A collision is a brief, strong interaction between bodies in which momentum is exchanged. Linear momentum is conserved in every collision (no net external force during the impact). Kinetic energy may or may not be conserved.

Type	Momentum	Kinetic Energy	Example
Elastic	Conserved	Conserved	Collision of two smooth billiard balls; atomic collisions
Inelastic	Conserved	Not conserved	A ball hitting clay; most everyday collisions
Perfectly inelastic	Conserved	Maximum loss	Bodies stick and move together; bullet embeds in block

Elastic Collision in One Dimension

For two masses m₁ (velocity u₁) and m₂ (velocity u₂), solving conservation of momentum and kinetic energy together gives:

v₁ = [(m₁ − m₂)u₁ + 2m₂u₂] / (m₁ + m₂)

v₂ = [(m₂ − m₁)u₂ + 2m₁u₁] / (m₁ + m₂)

• Equal masses (m₁ = m₂): the bodies simply exchange velocities.
• Heavy hits light at rest: heavy body continues, light body shoots off at ≈ 2u₁.
• Light hits heavy at rest: light body rebounds with nearly the same speed.
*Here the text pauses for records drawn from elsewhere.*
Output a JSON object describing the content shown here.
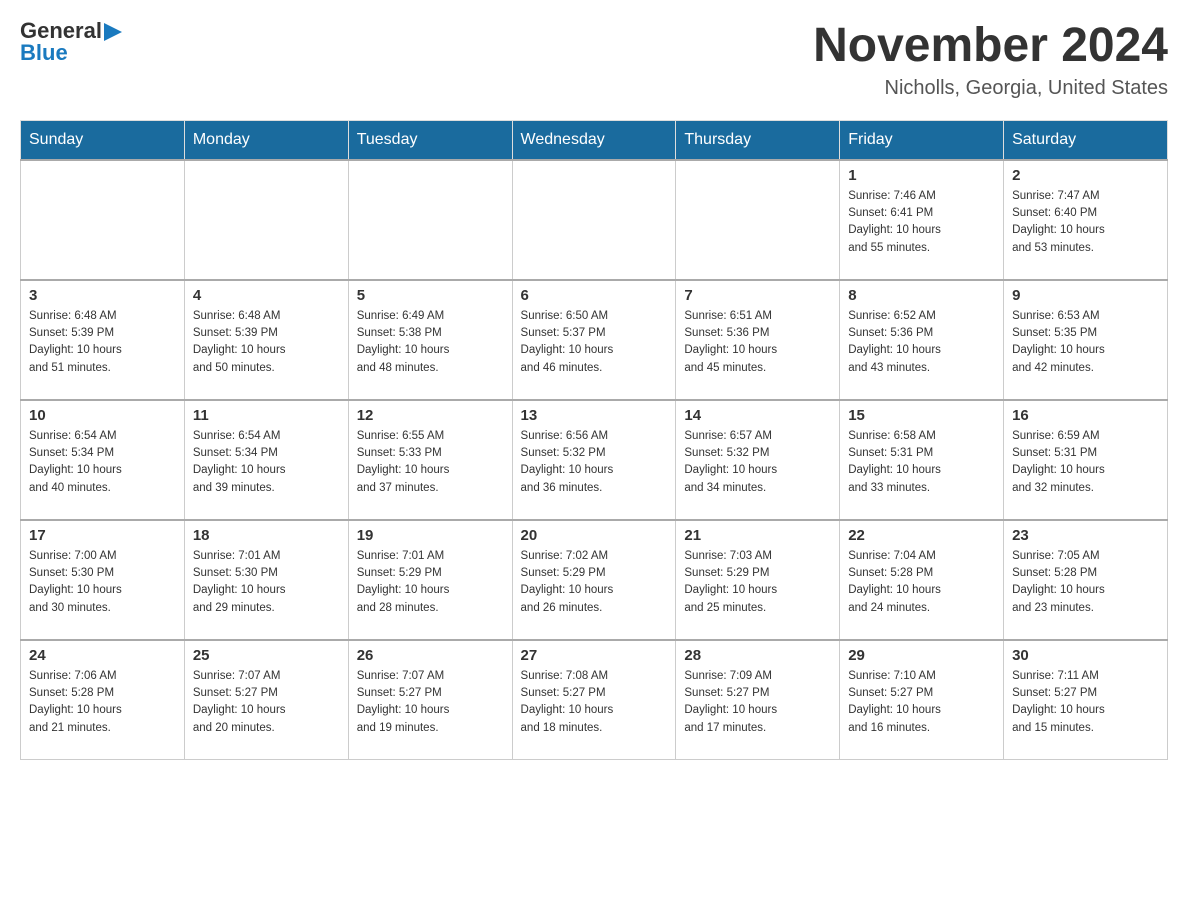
{
  "logo": {
    "general": "General",
    "blue": "Blue",
    "arrow": "▶"
  },
  "title": "November 2024",
  "location": "Nicholls, Georgia, United States",
  "weekdays": [
    "Sunday",
    "Monday",
    "Tuesday",
    "Wednesday",
    "Thursday",
    "Friday",
    "Saturday"
  ],
  "weeks": [
    [
      {
        "day": "",
        "info": ""
      },
      {
        "day": "",
        "info": ""
      },
      {
        "day": "",
        "info": ""
      },
      {
        "day": "",
        "info": ""
      },
      {
        "day": "",
        "info": ""
      },
      {
        "day": "1",
        "info": "Sunrise: 7:46 AM\nSunset: 6:41 PM\nDaylight: 10 hours\nand 55 minutes."
      },
      {
        "day": "2",
        "info": "Sunrise: 7:47 AM\nSunset: 6:40 PM\nDaylight: 10 hours\nand 53 minutes."
      }
    ],
    [
      {
        "day": "3",
        "info": "Sunrise: 6:48 AM\nSunset: 5:39 PM\nDaylight: 10 hours\nand 51 minutes."
      },
      {
        "day": "4",
        "info": "Sunrise: 6:48 AM\nSunset: 5:39 PM\nDaylight: 10 hours\nand 50 minutes."
      },
      {
        "day": "5",
        "info": "Sunrise: 6:49 AM\nSunset: 5:38 PM\nDaylight: 10 hours\nand 48 minutes."
      },
      {
        "day": "6",
        "info": "Sunrise: 6:50 AM\nSunset: 5:37 PM\nDaylight: 10 hours\nand 46 minutes."
      },
      {
        "day": "7",
        "info": "Sunrise: 6:51 AM\nSunset: 5:36 PM\nDaylight: 10 hours\nand 45 minutes."
      },
      {
        "day": "8",
        "info": "Sunrise: 6:52 AM\nSunset: 5:36 PM\nDaylight: 10 hours\nand 43 minutes."
      },
      {
        "day": "9",
        "info": "Sunrise: 6:53 AM\nSunset: 5:35 PM\nDaylight: 10 hours\nand 42 minutes."
      }
    ],
    [
      {
        "day": "10",
        "info": "Sunrise: 6:54 AM\nSunset: 5:34 PM\nDaylight: 10 hours\nand 40 minutes."
      },
      {
        "day": "11",
        "info": "Sunrise: 6:54 AM\nSunset: 5:34 PM\nDaylight: 10 hours\nand 39 minutes."
      },
      {
        "day": "12",
        "info": "Sunrise: 6:55 AM\nSunset: 5:33 PM\nDaylight: 10 hours\nand 37 minutes."
      },
      {
        "day": "13",
        "info": "Sunrise: 6:56 AM\nSunset: 5:32 PM\nDaylight: 10 hours\nand 36 minutes."
      },
      {
        "day": "14",
        "info": "Sunrise: 6:57 AM\nSunset: 5:32 PM\nDaylight: 10 hours\nand 34 minutes."
      },
      {
        "day": "15",
        "info": "Sunrise: 6:58 AM\nSunset: 5:31 PM\nDaylight: 10 hours\nand 33 minutes."
      },
      {
        "day": "16",
        "info": "Sunrise: 6:59 AM\nSunset: 5:31 PM\nDaylight: 10 hours\nand 32 minutes."
      }
    ],
    [
      {
        "day": "17",
        "info": "Sunrise: 7:00 AM\nSunset: 5:30 PM\nDaylight: 10 hours\nand 30 minutes."
      },
      {
        "day": "18",
        "info": "Sunrise: 7:01 AM\nSunset: 5:30 PM\nDaylight: 10 hours\nand 29 minutes."
      },
      {
        "day": "19",
        "info": "Sunrise: 7:01 AM\nSunset: 5:29 PM\nDaylight: 10 hours\nand 28 minutes."
      },
      {
        "day": "20",
        "info": "Sunrise: 7:02 AM\nSunset: 5:29 PM\nDaylight: 10 hours\nand 26 minutes."
      },
      {
        "day": "21",
        "info": "Sunrise: 7:03 AM\nSunset: 5:29 PM\nDaylight: 10 hours\nand 25 minutes."
      },
      {
        "day": "22",
        "info": "Sunrise: 7:04 AM\nSunset: 5:28 PM\nDaylight: 10 hours\nand 24 minutes."
      },
      {
        "day": "23",
        "info": "Sunrise: 7:05 AM\nSunset: 5:28 PM\nDaylight: 10 hours\nand 23 minutes."
      }
    ],
    [
      {
        "day": "24",
        "info": "Sunrise: 7:06 AM\nSunset: 5:28 PM\nDaylight: 10 hours\nand 21 minutes."
      },
      {
        "day": "25",
        "info": "Sunrise: 7:07 AM\nSunset: 5:27 PM\nDaylight: 10 hours\nand 20 minutes."
      },
      {
        "day": "26",
        "info": "Sunrise: 7:07 AM\nSunset: 5:27 PM\nDaylight: 10 hours\nand 19 minutes."
      },
      {
        "day": "27",
        "info": "Sunrise: 7:08 AM\nSunset: 5:27 PM\nDaylight: 10 hours\nand 18 minutes."
      },
      {
        "day": "28",
        "info": "Sunrise: 7:09 AM\nSunset: 5:27 PM\nDaylight: 10 hours\nand 17 minutes."
      },
      {
        "day": "29",
        "info": "Sunrise: 7:10 AM\nSunset: 5:27 PM\nDaylight: 10 hours\nand 16 minutes."
      },
      {
        "day": "30",
        "info": "Sunrise: 7:11 AM\nSunset: 5:27 PM\nDaylight: 10 hours\nand 15 minutes."
      }
    ]
  ]
}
Perfectly Inelastic Collision in One Dimension

The bodies stick and move with a common velocity v:

v = (m₁u₁ + m₂u₂) / (m₁ + m₂)

Kinetic energy lost = ½·[m₁m₂/(m₁ + m₂)]·(u₁ − u₂)² — this is the maximum possible loss.

Collision in Two Dimensions (Oblique)

When the bodies do not move along the same line after impact, momentum is conserved separately along two perpendicular axes:

• Along x: m₁u₁ = m₁v₁ cos θ₁ + m₂v₂ cos θ₂
• Along y: 0 = m₁v₁ sin θ₁ − m₂v₂ sin θ₂

For an elastic 2-D collision, kinetic energy conservation gives a third equation.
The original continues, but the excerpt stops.